Vector-capable SQL databases

This category is relatively small but growing fast and includes well-known relational databases where vector capabilities were added through plugins or extensions. They are not as performant as the previous categories, but the main advantage of these databases is the opportunity to easily combine vectors with structured data, having a one-stop data shop for your application. You should pick a vector-capable SQL database when the performance trade-off is paid off by the lower cost of maintaining a single database instance for your application or when the structured data plays a more fundamental role in your business logic, with vectors being more of a nice-to-have.

Pgvector

Vector-capable NoSQL databases

Historically, the killer features of NoSQL databases were the ability to scale horizontally and the adoption of a flexible data model to overcome certain limitations of the traditional relational model. This stays true for databases in this category, where the vector capabilities are added on top of the existing features. Similarly to the previous category, vector support might not be as good as pure vector databases, but once again, there is a tradeoff that might be convenient to bear depending on the use case. For example, if a certain NoSQL database is already part of the stack of your application and a lower performance is not a show-stopper, you might give it a shot.

Astra
MongoDB
Neo4j (external)

Full-text search databases

The main advantage of full-text search databases is they are already designed to work with text, so you can expect a high level of support for text data along with good performance and the opportunity to scale both horizontally and vertically. Initially, vector capabilities were subpar and provided through plugins or extensions, but this is rapidly changing. You can see how the market leaders in this category have recently added first-class support for vectors. Pick a full-text search database if text data plays a central role in your business logic so that you can easily and effectively implement techniques like hybrid search with a good level of support for similarity search and state-of-the-art support for full-text search.
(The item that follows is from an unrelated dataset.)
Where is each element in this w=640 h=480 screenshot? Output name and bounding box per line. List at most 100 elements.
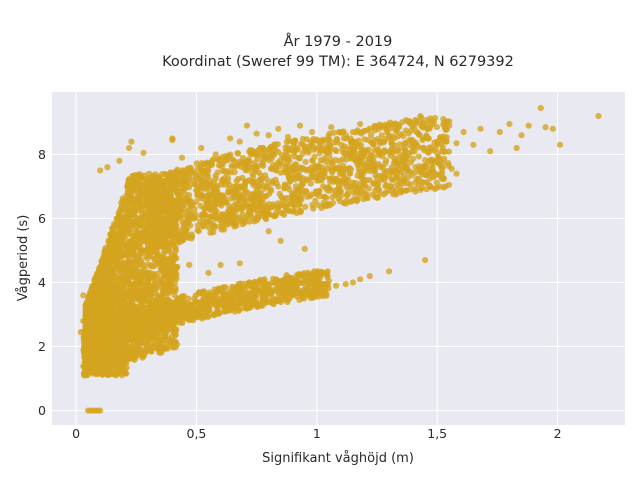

The in-memory Document Store

Haystack ships with an ephemeral document store that relies on pure Python data structures stored in memory, so it doesn’t fall into any of the vector database categories above. This special Document Store is ideal for creating quick prototypes with small datasets. It doesn’t require any special setup, and it can be used right away without installing additional dependencies.

InMemory

Final considerations

It can be very challenging to pick one vector database over another by only looking at pure performance, as even the slightest difference in the benchmark can produce a different leaderboard (for example, some benchmarks test the cloud services while others work on a reference machine). Thinking about including features like filtering or not can bring in a whole new set of complexities that make the comparison even harder.

What’s important for you to know is that the Document Store interface doesn’t add much to the costs, and the relative performance of one vector database over another should stay the same when used within Haystack Pipelines.